For that reason alone, an FFI interface that permits something like:
scheme_value x = some_fn (....);
SCHEME_FN (x, other_fn (...));
(where, even if we make the corrections suggested above, `other_fn'
might be producing a value which is _not_ a scheme value.)
Here, x has been read without a read barrier. Although x may refer
to a heap-allocated value which has been relocated since x was
assigned to, what we have produced here is (in effect) the _old_
address of the scheme value to which x is bound.
When control reaches SCHEME_FN, this is not obviously a problem.
For example, when SCHEME_FN reads the value of its first parameter,
it can itself impose a read barrier. Although `x' itself is
pointing to the old address -- nevertheless, SCHEME_FN can correctly
trap that and substitute the new address.
The problem concerns what happens _before_ control reaches SCHEME_FN
but _after_ x has been read by the caller. In particular, the
execution of `other_fn' may take place, and may take an aribtrarilly
long time.
For that reason, the _unupdated_ (old address) value of `x' may
persist in a register, on the stack in an anonymous location, or
really _anywhere_ the GC doesn't know about for an _indefinate_
amount of time. Should `other_fn' itself trigger GC activity in a
single threaded system, or should GC activity occur in another
thread or in a signal handler -- we're screwed: the GC can not
actually reclaim the _old_ heap space used for the value referred to
by x. Ever. Because the C compiler may still be hanging on to
references constructed from that old heap address.
** Summing Up
The draft proposal:
~ has an unacceptable approach to transient root set members
in threaded systems and systems in which asynchronous activity
takes place
~ has an error-encouraging approach to transient root set members
in single threaded systems
~ has an unacceptable approach from the perspective of copying GCs
~ has an unacceptable approach from the perspective of GCs using
read or write barriers
* Fixing It
All of the problems with the draft proposal have a single root
cause: that the FFI contains features which permit and require
scheme values to be produced as intermediate results of FFI-using
C expressions.
The solution is, therefore, to change the calling conventions in
the FFI so that scheme values as intermediate results are not
required and, indeed, are not even permitted.

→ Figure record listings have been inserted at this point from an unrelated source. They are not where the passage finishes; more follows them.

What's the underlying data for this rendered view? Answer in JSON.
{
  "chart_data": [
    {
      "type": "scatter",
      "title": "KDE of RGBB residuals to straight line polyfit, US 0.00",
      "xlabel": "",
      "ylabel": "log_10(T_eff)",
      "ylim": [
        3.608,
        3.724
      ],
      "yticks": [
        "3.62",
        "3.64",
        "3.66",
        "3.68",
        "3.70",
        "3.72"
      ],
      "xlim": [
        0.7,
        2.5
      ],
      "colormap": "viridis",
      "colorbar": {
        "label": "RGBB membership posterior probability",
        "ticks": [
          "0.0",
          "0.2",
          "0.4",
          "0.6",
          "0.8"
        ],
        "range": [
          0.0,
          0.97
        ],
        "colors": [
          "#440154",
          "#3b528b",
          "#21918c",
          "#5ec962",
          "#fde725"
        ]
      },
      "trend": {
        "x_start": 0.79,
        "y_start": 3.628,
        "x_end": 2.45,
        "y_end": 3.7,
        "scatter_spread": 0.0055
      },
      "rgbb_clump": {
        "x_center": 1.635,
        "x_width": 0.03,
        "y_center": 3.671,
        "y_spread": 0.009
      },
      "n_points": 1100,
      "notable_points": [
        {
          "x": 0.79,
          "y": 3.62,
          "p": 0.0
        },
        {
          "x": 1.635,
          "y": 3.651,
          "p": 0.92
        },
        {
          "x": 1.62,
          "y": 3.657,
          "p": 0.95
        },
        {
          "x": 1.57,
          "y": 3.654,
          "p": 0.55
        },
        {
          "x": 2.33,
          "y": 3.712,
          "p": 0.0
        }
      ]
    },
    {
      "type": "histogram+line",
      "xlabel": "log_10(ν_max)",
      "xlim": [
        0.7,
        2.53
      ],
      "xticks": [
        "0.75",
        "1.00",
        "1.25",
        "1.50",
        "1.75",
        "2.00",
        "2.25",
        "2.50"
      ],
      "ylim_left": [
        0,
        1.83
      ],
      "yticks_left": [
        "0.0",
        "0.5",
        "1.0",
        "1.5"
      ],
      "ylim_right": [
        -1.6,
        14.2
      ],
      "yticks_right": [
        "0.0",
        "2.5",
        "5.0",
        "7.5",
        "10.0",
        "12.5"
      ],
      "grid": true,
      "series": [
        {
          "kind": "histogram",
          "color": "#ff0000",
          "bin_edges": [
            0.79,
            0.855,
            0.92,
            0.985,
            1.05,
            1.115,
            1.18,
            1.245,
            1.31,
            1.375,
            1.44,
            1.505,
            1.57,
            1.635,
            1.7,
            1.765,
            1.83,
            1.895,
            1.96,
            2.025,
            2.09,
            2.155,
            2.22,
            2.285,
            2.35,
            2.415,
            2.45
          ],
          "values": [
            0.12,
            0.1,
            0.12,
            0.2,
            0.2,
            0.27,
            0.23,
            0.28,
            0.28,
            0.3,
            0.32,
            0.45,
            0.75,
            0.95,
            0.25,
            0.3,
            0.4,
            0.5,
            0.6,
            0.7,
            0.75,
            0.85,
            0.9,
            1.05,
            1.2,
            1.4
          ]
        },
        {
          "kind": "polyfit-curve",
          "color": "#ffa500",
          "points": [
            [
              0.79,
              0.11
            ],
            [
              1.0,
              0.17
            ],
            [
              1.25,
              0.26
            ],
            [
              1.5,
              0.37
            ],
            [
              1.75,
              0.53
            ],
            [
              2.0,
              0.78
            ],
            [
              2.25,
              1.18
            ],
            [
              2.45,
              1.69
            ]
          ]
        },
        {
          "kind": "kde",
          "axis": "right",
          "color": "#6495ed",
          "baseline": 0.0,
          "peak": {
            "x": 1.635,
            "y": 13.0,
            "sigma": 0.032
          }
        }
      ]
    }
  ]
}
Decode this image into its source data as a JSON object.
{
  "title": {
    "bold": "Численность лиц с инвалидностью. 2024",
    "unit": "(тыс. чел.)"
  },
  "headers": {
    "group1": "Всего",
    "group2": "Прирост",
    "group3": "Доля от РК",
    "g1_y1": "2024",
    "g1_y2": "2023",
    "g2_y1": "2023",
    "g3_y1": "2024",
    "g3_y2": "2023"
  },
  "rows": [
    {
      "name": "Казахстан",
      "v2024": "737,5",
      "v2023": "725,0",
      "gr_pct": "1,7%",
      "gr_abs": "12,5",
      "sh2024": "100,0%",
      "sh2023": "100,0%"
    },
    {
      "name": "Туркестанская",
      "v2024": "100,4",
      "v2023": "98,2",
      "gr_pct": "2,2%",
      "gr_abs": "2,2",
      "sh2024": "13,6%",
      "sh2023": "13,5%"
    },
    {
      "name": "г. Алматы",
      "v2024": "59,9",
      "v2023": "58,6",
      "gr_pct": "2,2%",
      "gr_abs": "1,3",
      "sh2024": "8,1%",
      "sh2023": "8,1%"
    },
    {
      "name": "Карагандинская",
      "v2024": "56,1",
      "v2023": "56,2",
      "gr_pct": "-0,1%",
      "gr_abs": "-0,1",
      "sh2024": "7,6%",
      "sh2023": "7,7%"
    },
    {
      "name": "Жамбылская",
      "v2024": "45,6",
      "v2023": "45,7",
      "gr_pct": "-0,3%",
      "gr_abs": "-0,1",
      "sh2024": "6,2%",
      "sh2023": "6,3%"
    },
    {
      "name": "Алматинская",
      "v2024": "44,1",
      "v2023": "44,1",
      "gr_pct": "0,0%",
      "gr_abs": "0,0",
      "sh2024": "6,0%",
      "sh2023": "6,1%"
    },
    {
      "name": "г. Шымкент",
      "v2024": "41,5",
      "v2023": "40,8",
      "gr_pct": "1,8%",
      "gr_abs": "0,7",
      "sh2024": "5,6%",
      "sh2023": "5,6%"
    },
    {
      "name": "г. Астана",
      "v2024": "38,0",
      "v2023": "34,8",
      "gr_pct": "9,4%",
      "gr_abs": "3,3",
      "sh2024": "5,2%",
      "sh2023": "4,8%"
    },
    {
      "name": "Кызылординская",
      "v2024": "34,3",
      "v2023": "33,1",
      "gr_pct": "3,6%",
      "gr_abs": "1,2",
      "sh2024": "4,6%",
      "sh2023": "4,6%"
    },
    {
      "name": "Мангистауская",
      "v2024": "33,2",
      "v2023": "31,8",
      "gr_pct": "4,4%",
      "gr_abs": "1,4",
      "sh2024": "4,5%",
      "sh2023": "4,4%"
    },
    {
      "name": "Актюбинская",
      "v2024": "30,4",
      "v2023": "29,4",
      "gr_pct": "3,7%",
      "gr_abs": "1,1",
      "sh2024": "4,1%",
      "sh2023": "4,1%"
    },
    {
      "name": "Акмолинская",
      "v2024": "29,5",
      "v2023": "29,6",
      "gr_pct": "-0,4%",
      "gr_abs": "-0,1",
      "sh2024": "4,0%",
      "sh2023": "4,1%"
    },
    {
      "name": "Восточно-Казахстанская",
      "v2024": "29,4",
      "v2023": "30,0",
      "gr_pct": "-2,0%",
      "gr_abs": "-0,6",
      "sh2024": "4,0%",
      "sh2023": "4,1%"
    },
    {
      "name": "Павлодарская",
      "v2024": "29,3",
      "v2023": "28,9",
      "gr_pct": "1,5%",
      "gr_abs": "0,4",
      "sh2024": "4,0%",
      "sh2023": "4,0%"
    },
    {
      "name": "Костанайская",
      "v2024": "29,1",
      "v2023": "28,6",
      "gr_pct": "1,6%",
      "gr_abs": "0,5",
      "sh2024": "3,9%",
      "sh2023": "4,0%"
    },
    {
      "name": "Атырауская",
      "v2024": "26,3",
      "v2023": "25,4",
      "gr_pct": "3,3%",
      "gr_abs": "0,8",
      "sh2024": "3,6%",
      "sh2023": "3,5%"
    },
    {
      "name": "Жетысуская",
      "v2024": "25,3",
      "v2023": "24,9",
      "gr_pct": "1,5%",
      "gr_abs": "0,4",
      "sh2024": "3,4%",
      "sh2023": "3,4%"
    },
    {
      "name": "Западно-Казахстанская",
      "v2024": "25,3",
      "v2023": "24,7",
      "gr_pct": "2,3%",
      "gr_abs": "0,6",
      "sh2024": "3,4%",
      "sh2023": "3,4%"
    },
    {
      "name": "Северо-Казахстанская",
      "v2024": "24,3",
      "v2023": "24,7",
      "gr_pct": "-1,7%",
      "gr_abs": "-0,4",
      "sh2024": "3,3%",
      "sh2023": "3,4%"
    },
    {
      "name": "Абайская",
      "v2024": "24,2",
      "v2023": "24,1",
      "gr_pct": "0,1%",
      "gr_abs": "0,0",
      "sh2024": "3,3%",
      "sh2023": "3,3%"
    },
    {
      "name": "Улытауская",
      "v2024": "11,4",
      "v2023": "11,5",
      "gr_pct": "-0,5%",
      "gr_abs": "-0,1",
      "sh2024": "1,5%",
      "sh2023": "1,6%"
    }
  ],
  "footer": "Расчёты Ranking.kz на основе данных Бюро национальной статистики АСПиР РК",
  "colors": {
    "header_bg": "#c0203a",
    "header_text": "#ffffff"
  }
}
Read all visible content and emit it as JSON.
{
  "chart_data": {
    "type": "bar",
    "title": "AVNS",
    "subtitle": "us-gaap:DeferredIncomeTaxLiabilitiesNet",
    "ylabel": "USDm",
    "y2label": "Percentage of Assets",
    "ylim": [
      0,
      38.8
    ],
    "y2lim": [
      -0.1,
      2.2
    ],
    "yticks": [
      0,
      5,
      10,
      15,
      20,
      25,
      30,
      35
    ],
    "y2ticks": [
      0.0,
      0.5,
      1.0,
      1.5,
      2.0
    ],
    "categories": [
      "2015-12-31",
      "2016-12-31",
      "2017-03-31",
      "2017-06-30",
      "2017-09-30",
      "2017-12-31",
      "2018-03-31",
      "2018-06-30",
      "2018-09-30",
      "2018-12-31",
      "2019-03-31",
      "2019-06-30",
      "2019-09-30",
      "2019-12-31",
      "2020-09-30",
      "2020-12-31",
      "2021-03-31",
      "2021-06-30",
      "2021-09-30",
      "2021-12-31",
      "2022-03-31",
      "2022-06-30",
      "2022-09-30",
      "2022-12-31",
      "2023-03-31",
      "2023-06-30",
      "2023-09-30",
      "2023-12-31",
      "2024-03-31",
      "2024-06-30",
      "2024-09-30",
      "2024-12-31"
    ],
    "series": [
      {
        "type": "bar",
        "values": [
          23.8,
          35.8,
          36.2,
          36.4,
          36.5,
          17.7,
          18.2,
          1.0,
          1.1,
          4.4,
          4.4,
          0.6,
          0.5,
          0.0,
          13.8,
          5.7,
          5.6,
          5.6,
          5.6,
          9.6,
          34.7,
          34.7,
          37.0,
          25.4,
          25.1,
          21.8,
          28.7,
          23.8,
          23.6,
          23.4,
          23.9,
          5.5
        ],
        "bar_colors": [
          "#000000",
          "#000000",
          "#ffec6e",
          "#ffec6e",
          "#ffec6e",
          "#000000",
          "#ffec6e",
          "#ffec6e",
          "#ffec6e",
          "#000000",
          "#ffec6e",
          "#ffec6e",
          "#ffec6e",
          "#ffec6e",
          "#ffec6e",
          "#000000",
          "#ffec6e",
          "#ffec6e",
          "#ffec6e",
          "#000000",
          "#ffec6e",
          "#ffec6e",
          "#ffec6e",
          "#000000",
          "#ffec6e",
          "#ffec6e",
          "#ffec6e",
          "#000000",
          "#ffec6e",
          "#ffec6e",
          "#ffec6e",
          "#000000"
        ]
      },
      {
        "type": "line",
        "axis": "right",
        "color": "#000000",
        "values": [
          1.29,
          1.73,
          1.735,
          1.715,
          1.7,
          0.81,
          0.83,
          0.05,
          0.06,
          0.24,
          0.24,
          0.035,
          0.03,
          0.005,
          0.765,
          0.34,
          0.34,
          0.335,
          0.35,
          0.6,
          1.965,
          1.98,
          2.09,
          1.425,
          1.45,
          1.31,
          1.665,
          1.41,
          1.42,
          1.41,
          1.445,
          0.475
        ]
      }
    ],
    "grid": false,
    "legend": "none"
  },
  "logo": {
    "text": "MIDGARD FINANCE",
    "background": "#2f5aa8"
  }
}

That solution implies that FFI parameters, return values, and
expression values may not be scheme values -- it requires a
change in the calling conventions.
There may be other ways to implement that solution but I admit I
only know of one reasonable way: to pass parameters and return
values using not scheme values, but references to locations in which
scheme values are stored. Let's call this "the handle based
solution".
And again, perhaps because of a failure of imagination, I see only
two broad classes of ways to implement the handle based solution:
One way is to let FFI-using functions manage the allocation of
handles: the Pika approach. The other way is to have the FFI entry
points allocate handles but require FFI-using functions to free
them: the JNI/minor approach.
I can argue for the Pika approach over the JNI/minor approach -- but
let's sync up in recognizing the problem first.
-t